On the acquisition of the right to manage, the RTM Company assumes the “management functions” previously exercised by the landlord (or other manager) under the terms of the lease. Such management functions include functions with respect to services, repairs, maintenance, improvements, insurance and management.
The arguments for and against
The landlord argued that the relevant provisions of the act could only be construed as meaning that there had to be one RTM company for each exercise of the right, i.e. for each block, and that the relevant provisions did not permit the concept of “global” RTMs applying to more than one set of premises in different “geographical locations”. In response, the leaseholder argued that the Upper Tribunal had decided the case correctly and that so long as each set of premises qualified for the right to manage, there was nothing to prevent an RTM company acquiring the management of more than one set of premises or self-contained buildings.

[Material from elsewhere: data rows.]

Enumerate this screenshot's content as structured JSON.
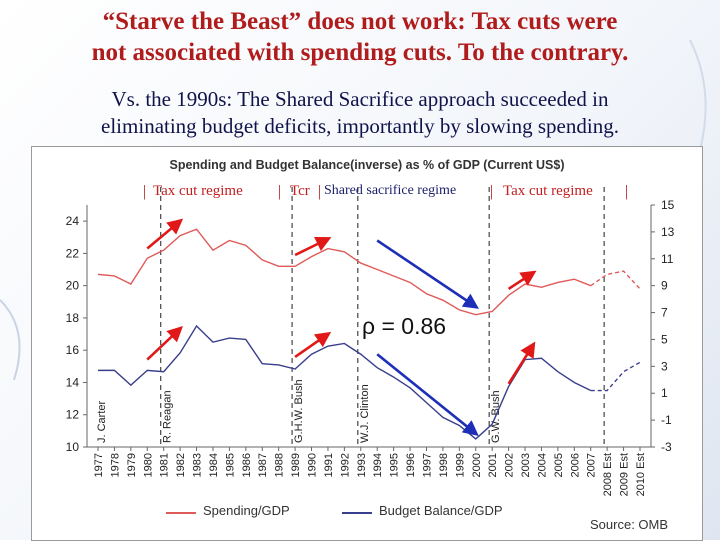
{
  "slide": {
    "title_line1": "“Starve the Beast” does not work: Tax cuts were",
    "title_line2": "not associated with spending cuts. To the contrary.",
    "subtitle_line1": "Vs. the 1990s: The Shared Sacrifice approach succeeded in",
    "subtitle_line2": "eliminating budget deficits, importantly by slowing spending."
  },
  "annotations": {
    "regimes": [
      "Tax cut regime",
      "Tcr",
      "Shared sacrifice regime",
      "Tax cut regime"
    ],
    "rho": "ρ = 0.86",
    "presidents": [
      "J. Carter",
      "R. Reagan",
      "G.H.W. Bush",
      "W.J. Clinton",
      "G.W. Bush"
    ],
    "colors": {
      "arrow_red": "#e01818",
      "arrow_blue": "#1d2fb8",
      "regime_text": "#c22020"
    }
  },
  "legend": {
    "spending": "Spending/GDP",
    "balance": "Budget Balance/GDP"
  },
  "source": "Source:    OMB",
  "chart_data": {
    "type": "line",
    "title": "Spending and Budget Balance(inverse) as % of GDP (Current US$)",
    "categories": [
      "1977",
      "1978",
      "1979",
      "1980",
      "1981",
      "1982",
      "1983",
      "1984",
      "1985",
      "1986",
      "1987",
      "1988",
      "1989",
      "1990",
      "1991",
      "1992",
      "1993",
      "1994",
      "1995",
      "1996",
      "1997",
      "1998",
      "1999",
      "2000",
      "2001",
      "2002",
      "2003",
      "2004",
      "2005",
      "2006",
      "2007",
      "2008 Est",
      "2009 Est",
      "2010 Est"
    ],
    "series": [
      {
        "name": "Spending/GDP",
        "axis": "left",
        "color": "#e05a5a",
        "values": [
          20.7,
          20.6,
          20.1,
          21.7,
          22.2,
          23.1,
          23.5,
          22.2,
          22.8,
          22.5,
          21.6,
          21.2,
          21.2,
          21.8,
          22.3,
          22.1,
          21.4,
          21.0,
          20.6,
          20.2,
          19.5,
          19.1,
          18.5,
          18.2,
          18.4,
          19.4,
          20.1,
          19.9,
          20.2,
          20.4,
          20.0,
          20.7,
          20.9,
          19.8
        ]
      },
      {
        "name": "Budget Balance/GDP",
        "axis": "right",
        "color": "#3a3f8c",
        "values": [
          2.7,
          2.7,
          1.6,
          2.7,
          2.6,
          4.0,
          6.0,
          4.8,
          5.1,
          5.0,
          3.2,
          3.1,
          2.8,
          3.9,
          4.5,
          4.7,
          3.9,
          2.9,
          2.2,
          1.4,
          0.3,
          -0.8,
          -1.4,
          -2.4,
          -1.3,
          1.5,
          3.5,
          3.6,
          2.6,
          1.8,
          1.2,
          1.2,
          2.6,
          3.3
        ]
      }
    ],
    "estimate_from_index": 31,
    "left_axis": {
      "ylim": [
        10,
        25
      ],
      "ticks": [
        10,
        12,
        14,
        16,
        18,
        20,
        22,
        24
      ]
    },
    "right_axis": {
      "ylim": [
        -3,
        15
      ],
      "ticks": [
        -3,
        -1,
        1,
        3,
        5,
        7,
        9,
        11,
        13,
        15
      ]
    },
    "president_start_years": [
      "1977",
      "1981",
      "1989",
      "1993",
      "2001"
    ],
    "regime_boundaries": [
      "1981",
      "1989",
      "1993",
      "2001",
      "2008 Est"
    ],
    "legend_position": "bottom",
    "grid": false
  }
}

The Court of Appeal found that none of the provisions of the relevant sections (which require specification of the members of the RTM company) or the machinery for the acquisition of the right to manage makes sense if an RTM company is entitled to a right to manage “premises” in different geographical locations. They rejected the leaseholders’ arguments about the possible practical difficulties of two or more blocks on the same estate being under the management of different RTM companies. The court disagreed with the Upper Tribunal’s proposition that the “only” way to achieve the purpose of the legislation, in a situation where a number of different self-contained buildings had been managed together and share appurtenant property, was to give the statutory provisions a purposive construction, so as to enable one RTM company to exercise the right to manage in respect of multiple buildings.
The Court of Appeal found in favour of the landlord and held that the relevant provisions of the act, construed as a whole, necessarily points to the conclusion that the words “the premises” have the same meaning wherever they are used (save where otherwise expressly provided). That means that the references in section 72 to “premises” are to a single self-contained building or part of the building, and that likewise references to “the premises” or “premises” or “any premises” in sections 73, 74, 78, 79 and other provisions of the Act are likewise references to a single self-contained building or part of the building.
Previous uncertainty had existed as to whether a single RTM Company could acquire the right to manage more than one building and whether, if so, there should be separate claims in relation to each building. The Court of Appeal have now answered that question. The answer is simple. The answer is no.